La médiation s’entend alors comme un processus structuré par lequel les parties tentent de parvenir à un accord en vue de la résolution amiable de leurs différends, avec l’aide d’un tiers, le médiateur.

En effet, l’article D4121-2 du code de la défense indique que « tout militaire peut saisir les officiers généraux inspecteurs d’une question relative à sa situation personnelle, aux conditions d’exécution du service ou à la vie en communauté« .

L’objet de la médiation est d’abord de trouver des solutions amiables aux litiges individuels. La médiation doit aussi rétablir la confiance entre les individus partie aux conflits. Enfin, la médiation doit normalement prévenir les risques psychosociaux, beaucoup de situations s’accompagnant d’un mal-être.

Dans les faits, les demandes de médiation aboutissent à des réponses variables, accompagnées ou non d’un réglement du conflit. Bien souvent, les rappels de la règle éclairent le demandeur sur sa difficulté et permettent dans certains cas de « passer à autre chose » sans « s’épuiser dans des procédures contentieuses ». Il faut dire qu’à l’occasion des entretiens propres à la médiation, il est parfois rappelé que « le contentieux est de nature à freiner la médiation« …Là encore, le subordonné prend à nouveau conscience que le « match » reste déséquilibré et que certains enjeux dépassent le simple réglement d’une situation de conflit entre deux parties.

Quand le contentieux s’impose au vu des préjudices subis par le subordonné (professionnels, moral,…), la procédure contentieuse s’engage finalement.

Dans le secteur privé, quand un salarié a un litige avec son employeur, il fait appel au conseil de prud’hommes.

Les agents de l’administration publique, eux, se présentent devant la juridiction administrative.

La particularité du militaire est qu’il ne peut – sauf exceptions notamment en matière de sanctions – saisir directement le juge administratif d’une décision qu’il conteste.

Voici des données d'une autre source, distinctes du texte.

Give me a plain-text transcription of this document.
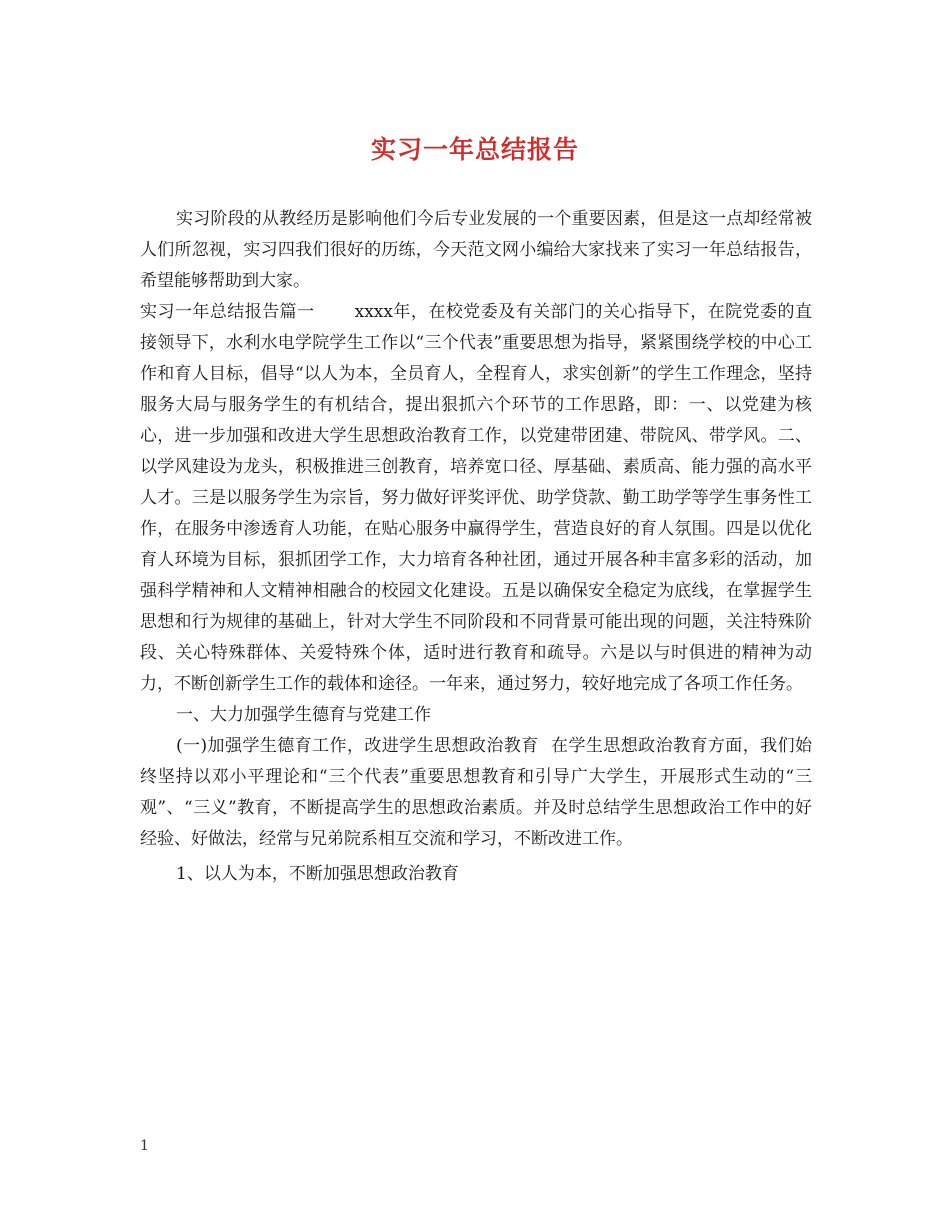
实习一年总结报告

实习阶段的从教经历是影响他们今后专业发展的一个重要因素，但是这一点却经常被人们所忽视，实习四我们很好的历练，今天范文网小编给大家找来了实习一年总结报告，希望能够帮助到大家。

实习一年总结报告篇一 xxxx年，在校党委及有关部门的关心指导下，在院党委的直接领导下，水利水电学院学生工作以“三个代表”重要思想为指导，紧紧围绕学校的中心工作和育人目标，倡导“以人为本，全员育人，全程育人，求实创新”的学生工作理念，坚持服务大局与服务学生的有机结合，提出狠抓六个环节的工作思路，即：一、以党建为核心，进一步加强和改进大学生思想政治教育工作，以党建带团建、带院风、带学风。二、以学风建设为龙头，积极推进三创教育，培养宽口径、厚基础、素质高、能力强的高水平人才。三是以服务学生为宗旨，努力做好评奖评优、助学贷款、勤工助学等学生事务性工作，在服务中渗透育人功能，在贴心服务中赢得学生，营造良好的育人氛围。四是以优化育人环境为目标，狠抓团学工作，大力培育各种社团，通过开展各种丰富多彩的活动，加强科学精神和人文精神相融合的校园文化建设。五是以确保安全稳定为底线，在掌握学生思想和行为规律的基础上，针对大学生不同阶段和不同背景可能出现的问题，关注特殊阶段、关心特殊群体、关爱特殊个体，适时进行教育和疏导。六是以与时俱进的精神为动力，不断创新学生工作的载体和途径。一年来，通过努力，较好地完成了各项工作任务。

一、大力加强学生德育与党建工作

(一)加强学生德育工作，改进学生思想政治教育 在学生思想政治教育方面，我们始终坚持以邓小平理论和“三个代表”重要思想教育和引导广大学生，开展形式生动的“三观”、“三义”教育，不断提高学生的思想政治素质。并及时总结学生思想政治工作中的好经验、好做法，经常与兄弟院系相互交流和学习，不断改进工作。

1、以人为本，不断加强思想政治教育

1
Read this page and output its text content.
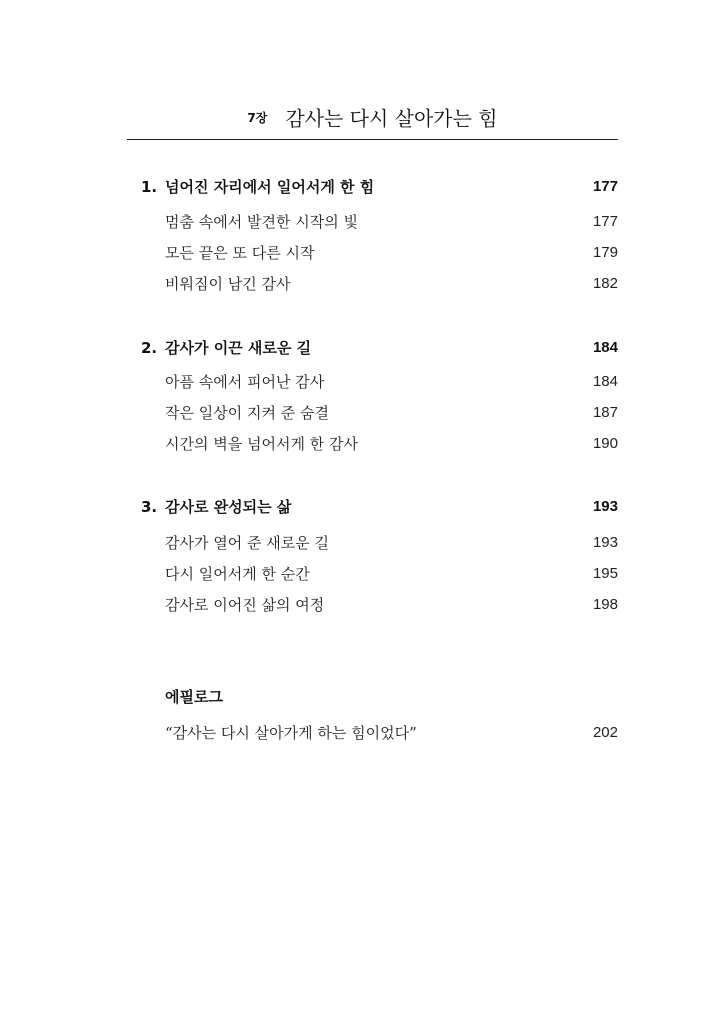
7장 감사는 다시 살아가는 힘
1. 넘어진 자리에서 일어서게 한 힘	177
멈춤 속에서 발견한 시작의 빛	177
모든 끝은 또 다른 시작	179
비워짐이 남긴 감사	182
2. 감사가 이끈 새로운 길	184
아픔 속에서 피어난 감사	184
작은 일상이 지켜 준 숨결	187
시간의 벽을 넘어서게 한 감사	190
3. 감사로 완성되는 삶	193
감사가 열어 준 새로운 길	193
다시 일어서게 한 순간	195
감사로 이어진 삶의 여정	198
에필로그
“감사는 다시 살아가게 하는 힘이었다”	202
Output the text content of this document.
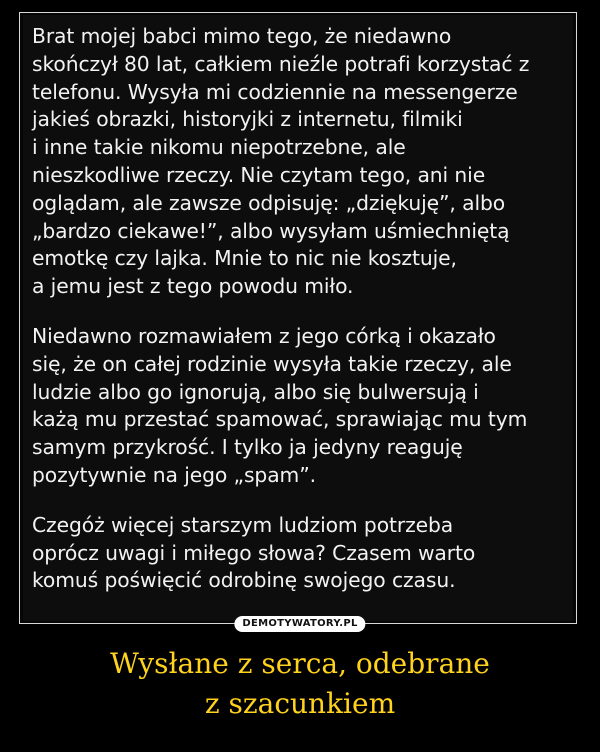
Brat mojej babci mimo tego, że niedawno
skończył 80 lat, całkiem nieźle potrafi korzystać z
telefonu. Wysyła mi codziennie na messengerze
jakieś obrazki, historyjki z internetu, filmiki
i inne takie nikomu niepotrzebne, ale
nieszkodliwe rzeczy. Nie czytam tego, ani nie
oglądam, ale zawsze odpisuję: „dziękuję”, albo
„bardzo ciekawe!”, albo wysyłam uśmiechniętą
emotkę czy lajka. Mnie to nic nie kosztuje,
a jemu jest z tego powodu miło.
Niedawno rozmawiałem z jego córką i okazało
się, że on całej rodzinie wysyła takie rzeczy, ale
ludzie albo go ignorują, albo się bulwersują i
każą mu przestać spamować, sprawiając mu tym
samym przykrość. I tylko ja jedyny reaguję
pozytywnie na jego „spam”.
Czegóż więcej starszym ludziom potrzeba
oprócz uwagi i miłego słowa? Czasem warto
komuś poświęcić odrobinę swojego czasu.
DEMOTYWATORY.PL
Wysłane z serca, odebrane
z szacunkiem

Depuis 2001, il est contraint, en premier lieu, de former un recours administratif préalable obligatoire auprès de la Commission des recours des militaires (CRM). La Commission des recours des militaires instruit les demandes formées par les soldats contestant une décision relatives à leur situation personnelle et rédige ensuite une recommandation destinée au ministre compétent qui prend seul la décision finale.

Dans ce type de démarche, il est essentiel de faire appel à un avocat afin que le recours soit bien circonstancié tant en droit qu’en faits.

Quand le subordonné se trouve dans une impasse vis à vis de décisions prises à son encontre par une hiérarchie rétissante à reconnaître ses erreurs, le Droit demeure le dernier rempart contre l’autoritarisme. L’avocat est alors indispensable au bon suivi de la procédure.